April 08, 2020

Minimum wage hike good start for Maine

Like most Maine families, there are two days of the month circled on my calendar: paydays. As a small business owner, I am able to make a good living for my family, and most importantly, I enjoy what I do. Certainly, I know I’ll never get rich doing it – but I like helping my customers and giving back to our community.

It’s hard work running your own business, but it’s a team effort between my family and my employees. My employees work very hard, and I try to pay them a good wage because they’re worth every penny of their skills, attitude, and work ethic. I think this is true of most people working here in Maine, and it’s why I fought to stand up for Maine workers in the Legislature and raise the minimum wage.

As of Oct. 1, Maine’s minimum wage will increase to $6.75 an hour, with another 25-cent increase planned for next year. Our state is behind most of the other New England states in paying better wages, and raising the minimum wage to $7 will make a difference for many Maine families.

When we think of who earns the minimum wage in Maine, our immediate image is usually of a teenager flipping burgers at a fast-food restaurant. But the reality is that 70 percent of minimum wage earners are adults over 20 years old, and more than two-thirds of them are women. Still others are your parents and grandparents, people who have retired after a lifetime of hard work but can’t pay their bills from their modest Social Security checks.

Making it on the minimum has never been harder in Maine. A person working full-time earning just the minimum wage, $6.50 an hour, is only making $13,520 a year before taxes below the federal poverty level for a family of four. Imagine trying to raise your family on that amount of money these days, while at the same time paying your mortgage, heating your home, and paying for gas just to get to work each day. Providing for your family on that kind of money means creating a balance sheet without dollars, listing instead the tough choices needed to keep food on the table and roof over your head.

When we were considering raising the minimum wage last year, I had a fellow small business owner call me, worried about how much more it would cost him in payroll. As a business owner myself I understand that concern, but as a business owner I also know that a business is only as good as the people who make it. But investing in Maine workers is just one component of what we need to do to move Maine forward.

I was also eager to work to lower other cost for small businesses. That’s one of the major reasons why I supported the elimination of the business equipment tax reimbursement program (BETR), so that we could better nurture our all businesses and level the playing field. This year, we passed an entire package of legislation aimed at making it easier to do business in Maine, from creating a central place for small business owners to comply with state laws and regulations, to starting a business and consumer court to streamline business-related legal matters in our justice system.
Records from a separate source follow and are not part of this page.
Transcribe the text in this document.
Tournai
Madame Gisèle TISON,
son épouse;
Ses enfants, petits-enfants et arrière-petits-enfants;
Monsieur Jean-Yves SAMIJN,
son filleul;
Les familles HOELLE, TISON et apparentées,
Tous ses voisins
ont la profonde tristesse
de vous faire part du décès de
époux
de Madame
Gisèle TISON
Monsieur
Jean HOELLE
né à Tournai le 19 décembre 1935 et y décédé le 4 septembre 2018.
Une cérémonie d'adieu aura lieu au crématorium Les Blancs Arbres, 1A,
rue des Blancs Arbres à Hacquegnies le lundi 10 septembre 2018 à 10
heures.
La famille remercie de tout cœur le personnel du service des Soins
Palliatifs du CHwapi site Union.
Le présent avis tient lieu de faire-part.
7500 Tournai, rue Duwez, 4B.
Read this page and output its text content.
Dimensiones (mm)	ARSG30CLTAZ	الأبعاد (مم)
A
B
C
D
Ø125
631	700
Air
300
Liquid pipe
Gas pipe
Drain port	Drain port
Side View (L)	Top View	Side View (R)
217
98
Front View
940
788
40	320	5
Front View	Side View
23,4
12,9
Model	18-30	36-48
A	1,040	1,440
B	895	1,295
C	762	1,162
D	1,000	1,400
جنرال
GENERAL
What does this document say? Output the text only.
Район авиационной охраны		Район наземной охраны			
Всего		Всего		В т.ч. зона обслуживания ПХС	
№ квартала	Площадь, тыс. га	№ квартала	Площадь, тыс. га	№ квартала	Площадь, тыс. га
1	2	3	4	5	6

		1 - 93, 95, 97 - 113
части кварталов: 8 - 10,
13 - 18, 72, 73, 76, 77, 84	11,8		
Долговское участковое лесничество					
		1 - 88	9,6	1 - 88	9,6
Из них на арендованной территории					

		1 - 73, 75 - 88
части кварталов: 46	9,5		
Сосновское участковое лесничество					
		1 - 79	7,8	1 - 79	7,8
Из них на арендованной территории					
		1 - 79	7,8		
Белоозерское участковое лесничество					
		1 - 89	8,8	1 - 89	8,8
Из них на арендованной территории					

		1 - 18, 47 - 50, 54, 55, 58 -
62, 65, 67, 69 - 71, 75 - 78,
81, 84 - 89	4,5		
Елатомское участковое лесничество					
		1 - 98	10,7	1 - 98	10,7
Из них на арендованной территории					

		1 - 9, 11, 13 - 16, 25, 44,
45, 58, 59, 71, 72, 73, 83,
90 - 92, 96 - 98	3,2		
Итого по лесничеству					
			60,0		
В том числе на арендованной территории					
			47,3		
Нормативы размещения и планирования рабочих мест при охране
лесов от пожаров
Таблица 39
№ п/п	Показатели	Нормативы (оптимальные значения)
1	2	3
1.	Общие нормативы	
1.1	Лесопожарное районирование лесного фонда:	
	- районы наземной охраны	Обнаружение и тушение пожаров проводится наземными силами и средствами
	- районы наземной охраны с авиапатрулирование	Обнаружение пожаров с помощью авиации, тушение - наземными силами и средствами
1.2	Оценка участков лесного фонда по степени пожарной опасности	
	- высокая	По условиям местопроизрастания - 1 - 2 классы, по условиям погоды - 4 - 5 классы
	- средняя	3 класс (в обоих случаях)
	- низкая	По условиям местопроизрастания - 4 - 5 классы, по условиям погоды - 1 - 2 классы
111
For every opportunity we give small businesses to develop, we must also give their workers due consideration. We have to give them fair pay for an honest day’s work to strengthen families and community, and, in turn, grow our economy.

When parents can’t earn enough to support their families, it is the taxpayers who carry the burden for low-wage employers. Nearly 40 percent of Maine children live in low-income households, and more than 25 percent of families in our state are single-parent homes. If these kids can’t afford to buy lunch at school, or their parents can’t carry health insurance, it is our tax dollars that bridge the gap to create a better future for these children.

It’s been nearly 10 years since Congress has raised the federal minimum wage, leaving the task up to the states to help hard-working people make ends meet. At some point, though, our policy debate has to look beyond enabling people to live paycheck to paycheck, and instead, offer the quality of life that our state is renowned for.

Raising our minimum wage puts people first, and raises the standards we want for Maine’s future.

Walter Ash is a Democratic state representative from Belfast.